It isn’t long before we’re in Ontario, cruising through lush Algoma Country—a nature lover’s paradise. Just outside of Wawa, Ojibwe for “wild goose,” the giant steel Wawa Goose stands poised for flight, alerting visitors that the town is a stopover for flocks of Canada Geese headed south for the winter. We continue east into Quebec, taking in the breathtaking scenery of the province’s Côte‑Nord region, when we come upon another town that finds pride in the winged creatures that frequent it: Longue-Pointe-de-Mingan. This time we’re greeted by a giant AtlanticPuffin—a tribute to the charismatic seabirds that live in colonies around the town’s shores.

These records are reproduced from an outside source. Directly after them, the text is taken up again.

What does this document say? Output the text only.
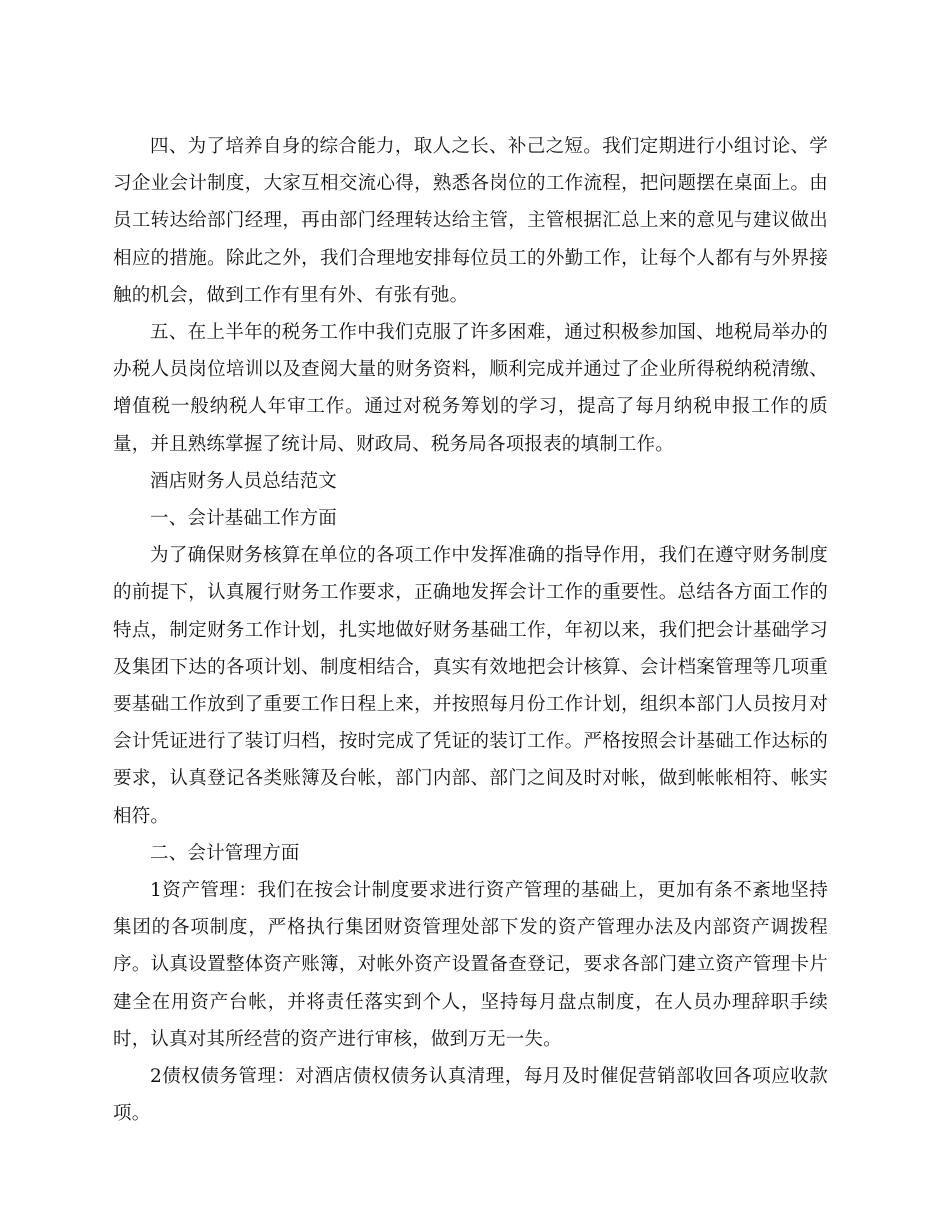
四、为了培养自身的综合能力，取人之长、补己之短。我们定期进行小组讨论、学习企业会计制度，大家互相交流心得，熟悉各岗位的工作流程，把问题摆在桌面上。由员工转达给部门经理，再由部门经理转达给主管，主管根据汇总上来的意见与建议做出相应的措施。除此之外，我们合理地安排每位员工的外勤工作，让每个人都有与外界接触的机会，做到工作有里有外、有张有弛。

五、在上半年的税务工作中我们克服了许多困难，通过积极参加国、地税局举办的办税人员岗位培训以及查阅大量的财务资料，顺利完成并通过了企业所得税纳税清缴、增值税一般纳税人年审工作。通过对税务筹划的学习，提高了每月纳税申报工作的质量，并且熟练掌握了统计局、财政局、税务局各项报表的填制工作。

酒店财务人员总结范文

一、会计基础工作方面

为了确保财务核算在单位的各项工作中发挥准确的指导作用，我们在遵守财务制度的前提下，认真履行财务工作要求，正确地发挥会计工作的重要性。总结各方面工作的特点，制定财务工作计划，扎实地做好财务基础工作，年初以来，我们把会计基础学习及集团下达的各项计划、制度相结合，真实有效地把会计核算、会计档案管理等几项重要基础工作放到了重要工作日程上来，并按照每月份工作计划，组织本部门人员按月对会计凭证进行了装订归档，按时完成了凭证的装订工作。严格按照会计基础工作达标的要求，认真登记各类账簿及台帐，部门内部、部门之间及时对帐，做到帐帐相符、帐实相符。

二、会计管理方面

1资产管理：我们在按会计制度要求进行资产管理的基础上，更加有条不紊地坚持集团的各项制度，严格执行集团财资管理处部下发的资产管理办法及内部资产调拨程序。认真设置整体资产账簿，对帐外资产设置备查登记，要求各部门建立资产管理卡片建全在用资产台帐，并将责任落实到个人，坚持每月盘点制度，在人员办理辞职手续时，认真对其所经营的资产进行审核，做到万无一失。

2债权债务管理：对酒店债权债务认真清理，每月及时催促营销部收回各项应收款项。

The second in this stamp series, these stamps are as fun and whimsical as the attractions they celebrate. Designer Fraser Ross of Halifax’s Semaphor Design Company notes, “They’re all iconic in their own way, so we wanted to give them each a monumental quality.” The stamps feature traditional oil paintings by Nova Scotia artist Bonnie Ross. The detail and dimension within them was captured by applying layer upon layer of graduated colour. The lively colour scheme lends a cartoonish aspect to the scenes. Fraser adds, “This quality highlights the originality and quirkiness of these attractions; they’re so much fun and we wanted the stamps to speak to that.”
While working on the series, Ross came to see that the appeal of the attractions extends well beyond their quirks. “They’re like historical landmarks in both a literal and figurative way,” he says. “They literally mark a location, but they also mark a time and place.” In fact, the attractions are so heavily linked to the culture and geography of the towns they represent that Ross thought it important to locate each in its natural setting—from Saskatchewan’s prairie countryside, through lush forests, towards the sandy shores of the Mingan Archipelago. He also emphasized their location by working provincial flags and maps into each stamp, adding, “The maps highlight the idea of a Canada-wide road trip, as well as the west-to-east progression of the series.”